There is an economic crisis that exists in this country and there are some serious solutions designed to resolve them. But you won't hear about them, because they're coming from the marginalized Congressional Progressive Caucus:

The “Back to Work” Budget contains a $544 billion increase over current spending on public investments and job creation in the first year, including $75 billion for an infrastructure program, $155 billion for a public works program and aid to distressed communities, $80 billion for hiring teachers and $92 billion for reinstating the Making Work Pay tax credit. It also expands unemployment insurance, sends more money to the states and undoes the sequester cuts.

The CPC estimates this will create $7 million jobs in the first year—and over the next ten years, the budget would spend over $4 trillion more on job creation and public investments.

But this massive spending is offset by a number of crucial revenue measures: The “Back to Work” budget increases taxes on millionaires and billionaires, taxes investments at the same level as wages, closes corporate tax loopholes, enacts both a financial transactions tax and a carbon tax, and introduces both a public option and government negotiating for drug prices to Medicare. In addition, the budget finds savings by cutting Pentagon spending back to 2006 levels.

In short, they sketch out the opposite vision of Paul Ryan: reduced military spending, robust public investment and a strong safety net.

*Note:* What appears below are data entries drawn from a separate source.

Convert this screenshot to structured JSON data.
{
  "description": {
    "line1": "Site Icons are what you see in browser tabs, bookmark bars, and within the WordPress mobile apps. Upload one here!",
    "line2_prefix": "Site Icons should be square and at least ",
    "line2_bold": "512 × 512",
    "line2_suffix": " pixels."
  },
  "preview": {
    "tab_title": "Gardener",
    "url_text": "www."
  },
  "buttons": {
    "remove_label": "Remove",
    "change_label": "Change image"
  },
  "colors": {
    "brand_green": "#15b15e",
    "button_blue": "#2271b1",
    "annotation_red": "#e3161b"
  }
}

But this plan involves making sacrifices at the top and increasing revenue, so the Beltway has deemed this a less serious plan than Ryan's, even though it has the same odds of passing as Ryan's does. Steve Benen:

Earlier, I suggested that the Senate Democrats' plan offers a bookend to the House GOP plan, but upon further reflection, that's not quite right. Ryan aims for radicalism; Senate Dems aim for modesty. Ryan throws caution to the wind and laughs at calls for compromise; Senate Dems deliberately identify a moderate middle ground.

The actual bookend for Paul Ryan's vision is the Congressional Progressive Caucus' plan -- it's bold and unapologetic, presenting an agenda without real regard for whether folks on the other side of the aisle will find it worthwhile.

We'll never know for sure whether the public would be amenable to a vision like this. In fact, I have a strong hunch more than 99% of the population will never hear a single word about the "Back To Work Budget." But let's be clear about one thing: on Capitol Hill, when it comes to creating millions of jobs in a hurry, this is the only game in town.

And therein lies the problem: the solutions are there. Common sense solutions that will get us out of our economic rut and bring back prosperity to far more Americans than Ryan's budget will. But we'll only hear Ryan's plan. CPC members will not get invited on multiple Sunday shows to tout their vision. We'll only hear them ask for a grand bargain between the radicalism of Ryan and the center-middle milquetoast of the Murray Plan.

Because no one in Washington actually wants to find a solution.